Maderas Village, Nicaragua

Thirty minutes north of San Juan del Sur, at the top of a breezy jungle hill surrounded by howler monkeys and the rustling of a million leaves is a collection of thatched-roof cottages called Maderas Village.

That's the geographical and physical description, anyway. But those words don't even begin to get to the heart of what Maderas Village is. When we walked in our first night, all dusty and bleary-eyed from a day of traveling from NYC to Costa Rica and over the Nicaraguan border on foot, we felt liked we'd walked into some kind of magical surf camp fairy land. Everyone was beautiful and clever and sun-kissed, sitting around under twinkly lights and hibiscus vines with rum-and-tea cocktails in hand shooting good vibes and big smiles all over the place. Where the hell are we? What the hell is this place? Ah, who the hell cares? It's definitely right.

Or, it is if you want it to be. Maderas Village — for all its rustic jungle charms, big family dinners, and tree-house sleeping — is definitely not for everyone. And that's what makes it so amazing. Somewhere on Trip Advisor there's a review from some poor soul who complains about the howler monkeys waking her up at 5am and the 5-minute trek through the forest to the beach and the fact that the place is nowhere near a town. Seriously? If those are the kind of things that bother you, then yes: Maderas Village is definitely not for you. 

However, if you're the type of person who likes a vacation that feels like one long glorious dinner party in a place surrounded by cacti and palm trees and a host of like-minded new friends — and in fact, if you're reading this blog — then Maderas Village is a damn good place to be.
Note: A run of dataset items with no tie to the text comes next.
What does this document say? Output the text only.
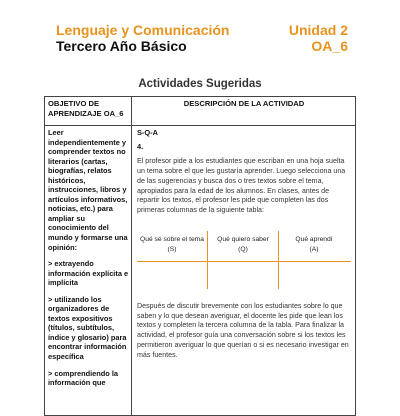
Lenguaje y Comunicación	Unidad 2
Tercero Año Básico	OA_6
Actividades Sugeridas
OBJETIVO DE APRENDIZAJE OA_6
DESCRIPCIÓN DE LA ACTIVIDAD

Leer independientemente y comprender textos no literarios (cartas, biografías, relatos históricos, instrucciones, libros y artículos informativos, noticias, etc.) para ampliar su conocimiento del mundo y formarse una opinión:

> extrayendo información explícita e implícita

> utilizando los organizadores de textos expositivos (títulos, subtítulos, índice y glosario) para encontrar información específica

> comprendiendo la información que

S-Q-A
4.

El profesor pide a los estudiantes que escriban en una hoja suelta un tema sobre el que les gustaría aprender. Luego selecciona una de las sugerencias y busca dos o tres textos sobre el tema, apropiados para la edad de los alumnos. En clases, antes de repartir los textos, el profesor les pide que completen las dos primeras columnas de la siguiente tabla:

Qué sé sobre el tema
(S)
Qué quiero saber
(Q)
Qué aprendí
(A)

Después de discutir brevemente con los estudiantes sobre lo que saben y lo que desean averiguar, el docente les pide que lean los textos y completen la tercera columna de la tabla. Para finalizar la actividad, el profesor guía una conversación sobre si los textos les permitieron averiguar lo que querían o si es necesario investigar en más fuentes.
Go. Wake up at 5 am. Watch the monkeys. Do yoga. Look at the sea. Eat banana pancakes. Take the catamaran cruise, do the four-hour lobster lunch, surf all afternoon, find secret beaches, wear your PJs to dinner, get lost in conversation and laugh so hard your cheeks hurt. Run into the waves at midnight screaming and swim underneath the full moon. We did, and it was divine. 

Before we left for Nicaragua, a good friend who had recently stayed at Maderas described it as cult-y. You'll see, she said. We didn't understand what she meant, but once we arrived, we did. 

But if Maderas Village is a cult, we're 100% in. 


good to know

Maderas Village is a collection of casas, cabanas, and casitas centered around one big main house about a five-minute walk up a steep hill from Playa Maderas. The staff will arrange a pick-up for you from Managua Airport, San Juan del Sur, or Rivas — or probably anywhere nearby, really. Dinner each night is communal and family-style — they'll assume you're joining unless you tell them otherwise. The food is good but not fancy — fried chicken and fish, tacos, that sort of thing. Don't expect Hartwood-style meals or anything crazy. Stay in a cabana (hot water, king-size bed) or the penthouse if you want to be fancy. You can rent a surf board at Maderas or down at the beach for about $5. Maderas Village is excellent for solo travelers and professional nomads — there's lots of wifi, hammocks, and space to work.